Article: (Ms.Winter) “…the 51-year-old politician was sentenced in January to a fine of 24,000 euros ($31,000) and a three-month suspended prison term.”
In any event, I do agree that the propensity of government to criminalize and punish speech is a dangerous trend and is indicative of a degradation of civil and human rights.
It’s become too easy to breed. As a species we are certainly getting dumber. Fuck religeon. There’s not really a Hogwarts’s Academy either.
And still, I have to spend this afternoon filling plastic eggs with jelly beans and little Power-Ranger dudes, because my wife, the atheist, insists.
Ditto to what BIL said.
Budda,
You better make sure that the tree that you are going to cut down is not protected or that fertilizer or the lumber industry does not complain or that tree hugger is not present when you are discussing that right.
Also make sure that it is your’s to cut down or to dispose of some other way. Putting salt on your side of the property line is an effective solution, but that takes long range stragety.
I can only answer the Free Speech dilemma this presents for me personally, but I suspect mine is not a unique viewpoint on this subject.

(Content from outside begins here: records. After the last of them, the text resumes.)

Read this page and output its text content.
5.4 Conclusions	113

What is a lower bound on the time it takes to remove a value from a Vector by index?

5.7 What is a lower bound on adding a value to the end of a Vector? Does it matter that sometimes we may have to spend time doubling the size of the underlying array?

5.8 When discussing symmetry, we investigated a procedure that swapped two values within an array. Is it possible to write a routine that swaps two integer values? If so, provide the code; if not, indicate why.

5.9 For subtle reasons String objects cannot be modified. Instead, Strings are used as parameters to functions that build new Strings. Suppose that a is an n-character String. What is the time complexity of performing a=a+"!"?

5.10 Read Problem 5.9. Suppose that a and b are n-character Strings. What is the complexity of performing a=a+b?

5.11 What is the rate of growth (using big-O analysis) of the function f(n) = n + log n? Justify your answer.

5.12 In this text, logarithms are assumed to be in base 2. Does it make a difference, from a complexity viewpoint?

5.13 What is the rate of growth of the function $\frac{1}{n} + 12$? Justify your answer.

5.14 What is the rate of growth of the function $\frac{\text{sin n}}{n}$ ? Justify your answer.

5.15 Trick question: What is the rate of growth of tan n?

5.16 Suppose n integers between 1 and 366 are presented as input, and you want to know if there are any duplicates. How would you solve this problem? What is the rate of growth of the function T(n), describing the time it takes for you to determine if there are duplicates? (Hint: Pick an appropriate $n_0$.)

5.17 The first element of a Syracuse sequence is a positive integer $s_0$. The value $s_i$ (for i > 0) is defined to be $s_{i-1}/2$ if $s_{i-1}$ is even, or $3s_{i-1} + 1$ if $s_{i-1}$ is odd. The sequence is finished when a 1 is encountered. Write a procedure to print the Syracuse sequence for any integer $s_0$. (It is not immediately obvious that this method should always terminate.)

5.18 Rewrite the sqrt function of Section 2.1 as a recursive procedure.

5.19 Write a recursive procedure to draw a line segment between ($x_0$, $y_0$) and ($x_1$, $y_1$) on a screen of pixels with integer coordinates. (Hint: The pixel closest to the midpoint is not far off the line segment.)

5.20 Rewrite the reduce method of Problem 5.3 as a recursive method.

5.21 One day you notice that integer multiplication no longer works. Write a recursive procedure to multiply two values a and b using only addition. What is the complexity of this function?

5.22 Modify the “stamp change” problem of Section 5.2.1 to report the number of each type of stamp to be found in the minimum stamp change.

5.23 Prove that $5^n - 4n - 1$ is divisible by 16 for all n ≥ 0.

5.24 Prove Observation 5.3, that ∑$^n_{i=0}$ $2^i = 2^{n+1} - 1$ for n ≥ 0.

Anyone attempting to silence me on any topic let alone religion has zero chance absent a compelling logic based argument and it’d better be pretty damn compelling. Violence or attempts at violence will only make me fight harder and dirtier. The only time I will self-censure is when I feel an ethical obligation to do so (e.g. I would not purposefully hurt a child’s feelings). No legal sanction or religious restriction or any other criteria will stop me if I feel strongly that something needs to be said.
Ridiculous laws deserve to be broken. You listening, UK? France? The U.N.?
Your solution to an intolerant religious practice is to quash MY human rights?
Well screw that and screw you.
You don’t like what I have to say? Don’t listen. The corollary to Free Speech is the Freedom to Ignore. Grow the Hell up. This means you too, Islamic Fundamentalists. And your Christian, Jewish and Hindu Fundamentalists counterparts as well. And any other thin skinned jackasses who wants to impose their religious belief as superior over human rights – mine or anyone else’s.
In the mean time, I’ll be sitting under this tree with my good friend and mentor Mr. Jefferson. We’ll be discussing the best way to cut down a diseased tree.
Wait wait.
did I not read that the courts are upholding people right to curse? So if you curse and use it in the name of religion, Does that make it protected speech? Or do you still need a condom?
So what do you do when a religion is intolerant of another religion?
I guess you ban em all.
That’s a great column Jonathan. I’m glad you did not shirk from citing some of the most hateful, ignorant speech that would offend any thinking person. Yet, you forcefully made the point that it is speech, not the speaker that is worthy of our protection. Ending with examples of the abuses which naturally follow from the restriction of speech helps people understand why this protection is so important. Religion has been wielded like a club to repress women, children,men, sexuality, thought and speech. It is central to every major society. If it is not open to question then that society is not free. Great job!